Lo hubiera desechado al instante de haber tenido la oportunidad de contestar a su primera carta y atajar lo que  parecía la  absurda pretensión  de un desatinado, de un loco quizá.
 Imaginó  su  frente amplia y un mechón de pelo al que no supo darle color. Unos pómulos bien delineados, piel tersa y un firme mentón. De hombros… ¡Basta! Se dijo a sí misma. Era una ilusoria extravagancia fantasear sobre la fisonomía de ese hombre que sólo crecía en su imaginación, sin tener por qué.
Sin embargo unos ojos bien definidos le sostenían su mirada, sin pestañear siquiera. Tan insistentemente que tuvo que claudicar y cerrar los suyos, rendirse a la evidencia de su influjo.
Elvira salió a la calle con paso apresurado, sin saber a dónde dirigirse, sintiéndose presa de la mirada de ese hombre que sin duda la seguiría.
Por fin,  la cita: a las cinco de la tarde el  próximo jueves en el estanque  del Retiro. “Me agradaría  vistiera  su delicioso vestido azul, ¿me lo concede?”, le sugirió.
 Su ruego la sorprendió gratamente.
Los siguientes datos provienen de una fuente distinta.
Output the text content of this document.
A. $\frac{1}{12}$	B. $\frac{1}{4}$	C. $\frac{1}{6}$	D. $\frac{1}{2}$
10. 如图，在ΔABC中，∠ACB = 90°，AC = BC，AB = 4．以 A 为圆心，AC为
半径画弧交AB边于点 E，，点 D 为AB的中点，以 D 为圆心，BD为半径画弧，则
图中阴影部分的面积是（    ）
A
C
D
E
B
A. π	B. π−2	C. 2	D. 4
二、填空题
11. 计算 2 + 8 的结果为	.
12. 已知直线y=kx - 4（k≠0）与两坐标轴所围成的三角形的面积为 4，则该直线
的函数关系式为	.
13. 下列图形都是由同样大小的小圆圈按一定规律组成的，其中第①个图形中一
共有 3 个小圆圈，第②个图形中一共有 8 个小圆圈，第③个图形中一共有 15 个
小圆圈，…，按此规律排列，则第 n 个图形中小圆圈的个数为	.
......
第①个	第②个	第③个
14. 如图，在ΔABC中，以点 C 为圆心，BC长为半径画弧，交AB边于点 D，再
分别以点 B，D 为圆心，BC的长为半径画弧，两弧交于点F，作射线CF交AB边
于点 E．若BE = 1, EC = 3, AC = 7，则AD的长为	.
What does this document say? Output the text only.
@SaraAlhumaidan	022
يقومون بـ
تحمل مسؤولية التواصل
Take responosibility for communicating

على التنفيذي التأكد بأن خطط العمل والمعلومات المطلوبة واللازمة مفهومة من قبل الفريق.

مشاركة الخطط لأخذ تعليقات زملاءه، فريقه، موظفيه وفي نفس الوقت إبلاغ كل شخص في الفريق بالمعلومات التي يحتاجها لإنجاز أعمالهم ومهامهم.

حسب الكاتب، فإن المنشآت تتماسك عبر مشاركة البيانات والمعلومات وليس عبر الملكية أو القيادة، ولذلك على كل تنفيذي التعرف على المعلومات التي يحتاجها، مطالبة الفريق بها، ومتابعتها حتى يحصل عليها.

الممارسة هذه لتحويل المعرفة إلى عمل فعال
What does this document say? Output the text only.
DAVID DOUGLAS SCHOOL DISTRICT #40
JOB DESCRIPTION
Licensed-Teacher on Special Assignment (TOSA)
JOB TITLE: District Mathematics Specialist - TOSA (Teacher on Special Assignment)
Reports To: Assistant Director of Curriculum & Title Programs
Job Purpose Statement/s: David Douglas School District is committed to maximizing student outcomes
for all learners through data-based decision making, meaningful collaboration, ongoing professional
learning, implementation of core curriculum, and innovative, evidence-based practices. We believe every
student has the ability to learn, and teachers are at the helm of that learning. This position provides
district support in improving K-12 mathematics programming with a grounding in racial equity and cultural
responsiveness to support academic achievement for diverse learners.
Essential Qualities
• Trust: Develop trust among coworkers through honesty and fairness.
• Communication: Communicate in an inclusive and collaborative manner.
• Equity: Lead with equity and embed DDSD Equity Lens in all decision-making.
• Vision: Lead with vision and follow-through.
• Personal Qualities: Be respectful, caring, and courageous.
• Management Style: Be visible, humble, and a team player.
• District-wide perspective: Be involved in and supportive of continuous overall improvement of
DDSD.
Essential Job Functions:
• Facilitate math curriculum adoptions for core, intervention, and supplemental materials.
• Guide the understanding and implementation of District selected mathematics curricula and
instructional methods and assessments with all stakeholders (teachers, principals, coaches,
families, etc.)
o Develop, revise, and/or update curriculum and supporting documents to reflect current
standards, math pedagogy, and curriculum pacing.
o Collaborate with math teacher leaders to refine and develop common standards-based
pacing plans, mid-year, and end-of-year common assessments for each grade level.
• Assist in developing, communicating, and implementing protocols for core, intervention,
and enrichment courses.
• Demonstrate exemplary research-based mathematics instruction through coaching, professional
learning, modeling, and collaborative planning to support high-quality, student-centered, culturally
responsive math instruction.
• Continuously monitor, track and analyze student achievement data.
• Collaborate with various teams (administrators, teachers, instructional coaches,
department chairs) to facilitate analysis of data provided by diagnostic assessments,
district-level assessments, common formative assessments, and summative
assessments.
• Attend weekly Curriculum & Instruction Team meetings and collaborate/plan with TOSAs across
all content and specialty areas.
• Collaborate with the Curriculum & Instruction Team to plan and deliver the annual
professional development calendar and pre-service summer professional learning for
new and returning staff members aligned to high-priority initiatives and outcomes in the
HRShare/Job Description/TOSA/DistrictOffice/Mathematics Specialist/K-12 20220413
Debió gustarle verla con aquel atuendo más que con ningún otro, no cabía dudar de  su  buen gusto.
Los días se le hicieron eternos a Elvira. El jueves parecía una lejana aunque inexorable meta. Iba a ser una cita a ciegas. No del todo puesto que él la conocía. Estaría allí, en el parque, mirando a todas partes esperando apareciera inesperadamente y pusiese fin a aquel despropósito que nunca hubiera imaginado.
¿Cómo sería? ¿Apuesto y varonil? ¿Un hombre corriente, sin rasgos destacables? Fuese como fuese, solo faltaba poner acento y timbre a tantas impensables  palabras como nadie supo decirle de ese modo tan sutil y cercano.
Jueves. Estanque del Retiro. Las cinco de la tarde. Una calma soleada aromatizada por macizos de flores y plantas.
Elvira escrutaba en derredor con el ánimo en suspenso, cual si fuera   una orquesta que espera el primer movimiento de la batuta para iniciar el concierto. No  recordaba una intriga  semejante en su vida.
Debieron  pasar unos incontables instantes hasta que sintió su presencia.
Aquella mirada se fue apoderando de ella conforme se acercaba. Lentamente, cual pintor sublime, dio forma a su frente, sus mejillas, a su pelo; vistió su rostro con  la  que sería su inigualable sonrisa.
Y la venció sin remedio el poder de aquella mirada que la subyugó para siempre.
Todas y cada una de sus palabras fueron cobrando sentido antes de que las pronunciaran sus finos labios. Elvira las fue decantando, emocionada,  en la solera más recóndita de su corazón. Allí estaría en exclusiva, por fin, el hombre esperado, el amor de su vida.